National Leader Simon Bridges has issued the Government with an ultimatum over its support of the new terrorism bill: meet with National to discuss its demands or the party will entirely pull its support for the proposed law.
If Justice Minister Andrew Little – who is in charge of the legislation – ignores Bridges' challenge, the bill will fail.
Yesterday, Bridges said National would support the first reading of the bill – which aims to de-radicalise New Zealanders returning from overseas – through the first reading.
But National want a number of changes, including reducing the age limit of those who would be targeted by law from 18 to 14.
Bridges would not say if proposed changes were a bottom line for National supporting the bill in its second and third reading.
Without National's support, the bill would not become law as the Greens have committed to voting against it.
Greens foreign affairs spokeswoman Golriz Ghahraman said the bill has the implication of catching people who are not terrorists and was "dog-whistling" the old war-on-terror language.
In a statement this morning, Bridges upped the ante.
"Andrew Little needs to commit to a meeting with National next week and show that he will work with us in good faith and in the interest of National Security, or we will pull our support before first reading."
Little yesterday rubbished National's proposed changes and said they were "a bit silly".
Speaking to RNZ this morning, he attacked National and its proposed changes to the bill.

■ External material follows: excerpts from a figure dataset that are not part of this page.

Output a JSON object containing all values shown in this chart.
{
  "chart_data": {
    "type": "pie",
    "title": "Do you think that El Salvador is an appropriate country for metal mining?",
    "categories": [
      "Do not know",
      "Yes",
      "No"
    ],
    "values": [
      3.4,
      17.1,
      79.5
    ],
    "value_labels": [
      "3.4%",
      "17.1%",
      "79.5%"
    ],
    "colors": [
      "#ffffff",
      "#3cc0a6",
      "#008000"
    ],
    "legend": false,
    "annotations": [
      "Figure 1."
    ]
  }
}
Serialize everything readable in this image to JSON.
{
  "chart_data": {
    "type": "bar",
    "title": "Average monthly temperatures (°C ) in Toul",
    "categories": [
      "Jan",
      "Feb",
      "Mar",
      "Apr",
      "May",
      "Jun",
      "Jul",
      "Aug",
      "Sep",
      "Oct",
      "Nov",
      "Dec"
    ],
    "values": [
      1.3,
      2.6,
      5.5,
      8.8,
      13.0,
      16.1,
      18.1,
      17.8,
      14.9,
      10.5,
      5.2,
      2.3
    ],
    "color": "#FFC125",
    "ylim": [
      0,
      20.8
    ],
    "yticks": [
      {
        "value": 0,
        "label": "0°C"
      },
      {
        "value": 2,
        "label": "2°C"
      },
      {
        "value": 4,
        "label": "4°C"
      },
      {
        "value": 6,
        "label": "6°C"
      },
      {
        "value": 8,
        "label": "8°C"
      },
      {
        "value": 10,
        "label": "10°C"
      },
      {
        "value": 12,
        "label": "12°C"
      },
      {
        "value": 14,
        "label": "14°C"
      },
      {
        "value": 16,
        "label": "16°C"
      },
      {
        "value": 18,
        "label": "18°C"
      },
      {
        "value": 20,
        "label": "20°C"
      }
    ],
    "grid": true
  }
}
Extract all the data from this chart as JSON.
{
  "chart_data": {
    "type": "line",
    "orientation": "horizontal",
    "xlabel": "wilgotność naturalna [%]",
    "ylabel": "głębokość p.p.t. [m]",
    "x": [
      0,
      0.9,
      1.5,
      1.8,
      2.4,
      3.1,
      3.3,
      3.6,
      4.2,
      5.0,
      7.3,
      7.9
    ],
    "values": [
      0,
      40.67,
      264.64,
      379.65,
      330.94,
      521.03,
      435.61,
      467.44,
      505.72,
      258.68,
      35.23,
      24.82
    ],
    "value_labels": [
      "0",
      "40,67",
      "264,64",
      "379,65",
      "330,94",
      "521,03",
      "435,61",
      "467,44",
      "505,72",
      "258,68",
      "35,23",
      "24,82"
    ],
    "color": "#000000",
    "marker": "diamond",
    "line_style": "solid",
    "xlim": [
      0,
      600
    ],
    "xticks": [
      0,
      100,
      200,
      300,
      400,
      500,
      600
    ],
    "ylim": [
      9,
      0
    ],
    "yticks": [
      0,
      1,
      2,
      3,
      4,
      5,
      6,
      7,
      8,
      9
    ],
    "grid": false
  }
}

"What I don't want to see happening is when we take practical, reasonable measures to protect the safety of the New Zealand community, that we don't get into some crude, mindless bidding war with the National Party who just want to show, for some reason, that they are somehow hairier chested than us – that is not a useful debate to have."
But Bridges claimed National's proposed changes to the bill are about keeping New Zealanders safe.
"Andrew Little being so quick to dismiss [the proposed changes] without even meeting with us is arrogant and could put lives at risk."
Given the Greens won't support the bill, Bridges said that Little needed to re-write it so it represents the wider Parliament.